The RETPEC Project
Range enclosure on the Tibetan Plateau of China
This EC-Funded research project, which started in March 2007 and will end in 2011, is investigating the biophysical and socio-economic impacts of policy-driven land use change in China’s semi-arid regions. Range enclosure, livestock intensification and nomadic settlement are being implemen ted by the Chinese government at a scale involving millions of people and vast areas of land. The rationale is to restore degraded land, prevent desertification and improve pastoral welfare.
The project examines the current performance and likely future success of these policies in meeting their stated goals. This assessment compares measurable indicators of vegetation, livestock productivity, land use, household incomes and wildlife biodiversity in enclosed versus unenclosed systems of rangeland management.
Qualitative methods will evaluate the social, cultural and economic repercussions of policy. Participatory techniques involving local stakeholders will be integrated with field data, ensuring incorporation of indigenous knowledge and local concerns and to contextualise quantified data. Technical and socio-institutional innovations and best practices will be identified and evaluated in collaboration with stakeholders. For international science, changes in grazing intensity given the sheer size of the Tibetan plateau makes this work significant for understanding global climate change and carbon sequestration.
Across the Tibetan plateau, the project will compare regions representing five ecological zones in Sichuan, Gansu and Qinghai and the Tibet Autonomous Region. Proposed field sites reflect the gradation of fencing intensity - from unenclosed rangelands to private fencing of all pastures. A hierarchical research design begins with analysis of national policies, their application at local administrative levels, field site investigations of biological parameters at community level and, finally, detailed surveys of individual households and flocks.

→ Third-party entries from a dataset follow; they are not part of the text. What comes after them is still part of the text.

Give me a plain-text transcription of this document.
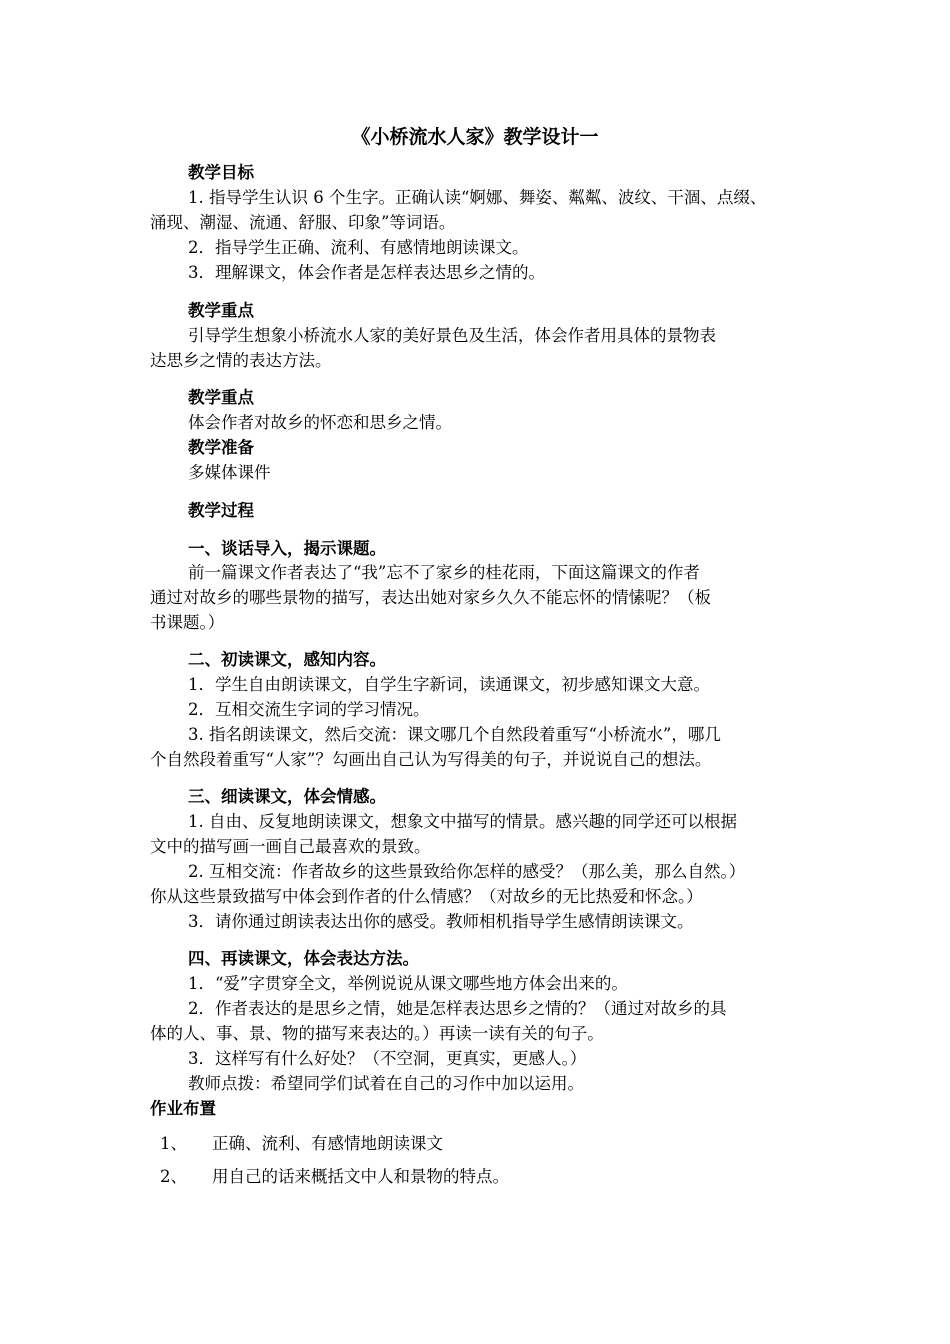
《小桥流水人家》教学设计一
教学目标
1. 指导学生认识 6 个生字。正确认读“婀娜、舞姿、粼粼、波纹、干涸、点缀、
涌现、潮湿、流通、舒服、印象”等词语。
2．指导学生正确、流利、有感情地朗读课文。
3．理解课文，体会作者是怎样表达思乡之情的。
教学重点
引导学生想象小桥流水人家的美好景色及生活，体会作者用具体的景物表
达思乡之情的表达方法。
教学重点
体会作者对故乡的怀恋和思乡之情。
教学准备
多媒体课件
教学过程
一、谈话导入，揭示课题。
前一篇课文作者表达了“我”忘不了家乡的桂花雨，下面这篇课文的作者
通过对故乡的哪些景物的描写，表达出她对家乡久久不能忘怀的情愫呢？（板
书课题。）
二、初读课文，感知内容。
1．学生自由朗读课文，自学生字新词，读通课文，初步感知课文大意。
2．互相交流生字词的学习情况。
3. 指名朗读课文，然后交流：课文哪几个自然段着重写“小桥流水”，哪几
个自然段着重写“人家”？勾画出自己认为写得美的句子，并说说自己的想法。
三、细读课文，体会情感。
1. 自由、反复地朗读课文，想象文中描写的情景。感兴趣的同学还可以根据
文中的描写画一画自己最喜欢的景致。
2. 互相交流：作者故乡的这些景致给你怎样的感受？（那么美，那么自然。）
你从这些景致描写中体会到作者的什么情感？（对故乡的无比热爱和怀念。）
3．请你通过朗读表达出你的感受。教师相机指导学生感情朗读课文。
四、再读课文，体会表达方法。
1．“爱”字贯穿全文，举例说说从课文哪些地方体会出来的。
2．作者表达的是思乡之情，她是怎样表达思乡之情的？（通过对故乡的具
体的人、事、景、物的描写来表达的。）再读一读有关的句子。
3．这样写有什么好处？（不空洞，更真实，更感人。）
教师点拨：希望同学们试着在自己的习作中加以运用。
作业布置
1、 正确、流利、有感情地朗读课文
2、 用自己的话来概括文中人和景物的特点。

It is probable that no single system of grazing and rangeland tenure is optimal under all conditions in a heterogeneous environment constituting half of the rangeland area of China. Our goal is to identify forms of management appropriate to specific market and ecological conditions, to engage Chinese policy makers, and to improve the capacity of the Chinese scientific community to influence their government's rangeland development policies.